The idea of a ‘law-scape’ that we’ve been using here goes well beyond the ‘meaning’ or ‘cultural specificity of a legal order to connect with this insight about how sensory landscapes are variable across cultures and time periods and constituted in large measure in and through the things or technologies that we interact with. The ways in which the various senses are ordered valued, utilized, relied upon or subordinated is not given or static. The ‘empire of sight’ in the museum needs to be provincialized, so that the place of the other senses might be ascertained. And yet, to accomplish this task on site in the British Museum while at the same time, engaging with the drum respectfully and lawfully in relation to both British and Anishnaabe legal orders presented a bit of a challenge.
As part of our presentation, we were asked to distribute a trace (a reflection of the essence of our object). The drum was originally a British military drum that was painted with Anishinaabe cosmological representations making the drum neither wholly British nor Anishinaabe but rather something of both – an intersocietal object. For our trace, we opted to present British-sourced glass jam jars with tin lids, which held a handful of wild rice grown in Anishinaabe territory. Like the drum itself, our trace was also intersocietal. Though the drum was on display behind glass and therefore unable to be sounded, it is a drum nonetheless and therefore meant to be heard. When our trace was shaken the rice against the tin lid sounded like the snare of the drum, allowing participants to imagine the soundscape of the drum itself.

We are indebted to Amanda Perry-Kessaris, who – like the sound of the drum – called out to scholars to engage with each other on various objects found throughout the British Museum’s vast collection. It was deeply enriching. All of the participants’ generously offered thoughtful engagements with law and material culture that will continue to inform our own lines of inquiry. We are grateful too, for the opportunity to continue our work with each other in exploring the many connections between art and law.
[1] For more on GRASAC see https://grasac.org/.
[2] Classen and Howes, “The Museum as Sensescape: Western Sensibilities and Indigenous Artifacts” in Sensible objects: Colonialism, Museums and Material Culture Edwards, Gosden, Philips eds.

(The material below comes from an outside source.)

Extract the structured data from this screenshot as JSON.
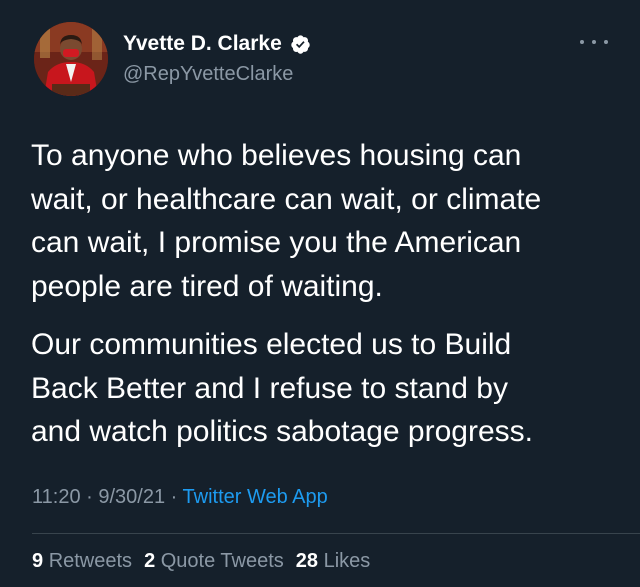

[3]Nigel Thrift “Afterword” (2010) Oxford Handbook of Material Culture Studies Hicks and Beaudry, eds. at p. 657.
References and further reading
Four Views of a Drum Crystal Migwans, GRASAC Knowledge Sharing System. Available at: https://grasac.org/exhibit/four-views-drum
Alan Corbiere and Ruth Philips “A Dehigan (drum) from Manitoulin Island”. Available at http://www.native-drums.ca/index.php/Scholars/Deheigan?tp=a&bg=3&ln=e
Edwards, C. Gosden, R. Philips eds. (2006) Sensible objects: Colonialism, Museums and Material Culture (Berg Press: Oxford/NY).
Hicks and Beaudry, eds., (2010) Oxford Handbook of Material Culture Studies (Oxford).
Laxer (2015) “Listening to the Fur Trade: Sound, Music and Dance in Northern North America, 1760-1840” [unpublished dissertation, University of Toronto].